SIEGEL: Mr. Whitmore writes, in April, his daughter was in the gunner turret of her Humvee manning a machine gun capable of firing 750 rounds per minute. She and her squad were convoying to a police station that had been the target of insurgent attacks. Their mission was to protect the station.

NORRIS: The letter continues, on the way, they drove into an intense ambush. As Michelle positioned the gun to return fire, she was hit. The bullet passed through her heart. Does any of this sound like a support role to you? She was a soldier - a real soldier.

SIEGEL: On September 25th, we reported on the work of the U.S. Army's 23rd Special Troops during World War II. The report said members of the unit were told not to talk about their wartime experiences. However, some were not. And that leads us to this clarification.

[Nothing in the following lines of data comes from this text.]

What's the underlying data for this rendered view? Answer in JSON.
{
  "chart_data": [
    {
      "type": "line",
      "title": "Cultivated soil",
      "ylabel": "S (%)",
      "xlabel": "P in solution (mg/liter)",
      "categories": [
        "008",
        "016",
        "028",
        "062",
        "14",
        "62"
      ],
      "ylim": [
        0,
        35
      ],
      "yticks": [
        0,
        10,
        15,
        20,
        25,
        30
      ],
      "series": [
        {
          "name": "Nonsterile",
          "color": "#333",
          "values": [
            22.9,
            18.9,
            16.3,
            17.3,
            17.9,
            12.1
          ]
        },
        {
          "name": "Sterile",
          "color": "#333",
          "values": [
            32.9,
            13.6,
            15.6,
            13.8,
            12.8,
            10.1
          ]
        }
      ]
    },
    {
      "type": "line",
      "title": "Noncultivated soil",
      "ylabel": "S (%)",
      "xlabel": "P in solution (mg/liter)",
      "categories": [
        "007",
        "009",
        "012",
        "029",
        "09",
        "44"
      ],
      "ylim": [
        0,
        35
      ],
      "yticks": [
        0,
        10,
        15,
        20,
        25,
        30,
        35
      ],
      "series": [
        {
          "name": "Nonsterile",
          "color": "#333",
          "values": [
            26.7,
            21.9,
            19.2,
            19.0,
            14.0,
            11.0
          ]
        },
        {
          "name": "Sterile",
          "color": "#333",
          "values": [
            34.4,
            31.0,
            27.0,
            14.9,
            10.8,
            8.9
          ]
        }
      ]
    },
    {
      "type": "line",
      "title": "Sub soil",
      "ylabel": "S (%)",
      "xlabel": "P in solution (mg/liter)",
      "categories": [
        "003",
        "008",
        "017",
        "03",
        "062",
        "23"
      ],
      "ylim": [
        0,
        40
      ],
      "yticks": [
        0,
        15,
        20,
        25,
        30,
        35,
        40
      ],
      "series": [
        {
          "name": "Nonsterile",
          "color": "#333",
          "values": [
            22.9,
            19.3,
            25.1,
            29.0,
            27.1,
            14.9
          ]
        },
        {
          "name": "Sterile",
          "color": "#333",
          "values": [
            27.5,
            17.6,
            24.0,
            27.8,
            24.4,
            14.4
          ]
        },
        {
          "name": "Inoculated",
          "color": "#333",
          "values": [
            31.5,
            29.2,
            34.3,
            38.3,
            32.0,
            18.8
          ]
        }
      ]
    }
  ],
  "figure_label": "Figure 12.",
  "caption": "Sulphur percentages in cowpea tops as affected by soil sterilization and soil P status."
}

NORRIS: Jack Masey was one member of the 23rd interviewed for the story. We reported Masey told his family and friends about his wartime experiences. Masey wrote to us to say he felt that, quote, "the broadcast implies that I improperly revealed classified information." Masey says he was never ordered to keep his work with the camouflage unit a secret, which is why he felt free to discuss it after the war ended.

SIEGEL: Many listeners wrote to say that they were not laughing at Bruce Kluger and David Slavin's parody of Justice Anthony Kennedy's role as the swing vote on the U.S. Supreme Court earlier this week.

NORRIS: Anna Herrick(ph) was among them. Nothing more than an embarrassing depiction of cliched stereotype, she writes.

SIEGEL: Ruth Bader Ginsberg, looked fetching overbearing Jewish mother.

NORRIS: Antonin Scalia, a Mafioso.

SIEGEL: And Clarence Thomas, the gangster street thug.

NORRIS: It's especially sad to hear something this stupid coming from NPR.

SIEGEL: In yesterday's story about Fred Thompson campaigning in Iowa, we referred incorrectly to the Cedar Falls School as Northern Iowa University and NIU.

NORRIS: It actually UNI or the University of Northern Iowa. Makes a big difference to the Panther fans.

SIGEL: And my conversation with James Geary about his "Guide to the World's Great Aphorists" inspired some of you to share your own aphorisms. Here's one from Claude Lite(ph) of Alpharetta, Georgia. The meaning of life is to give life meaning.

NORRIS: And there was this from Thomas McLaughlin(ph) of Honolulu. Pull yourself together is seldom said to anyone who can.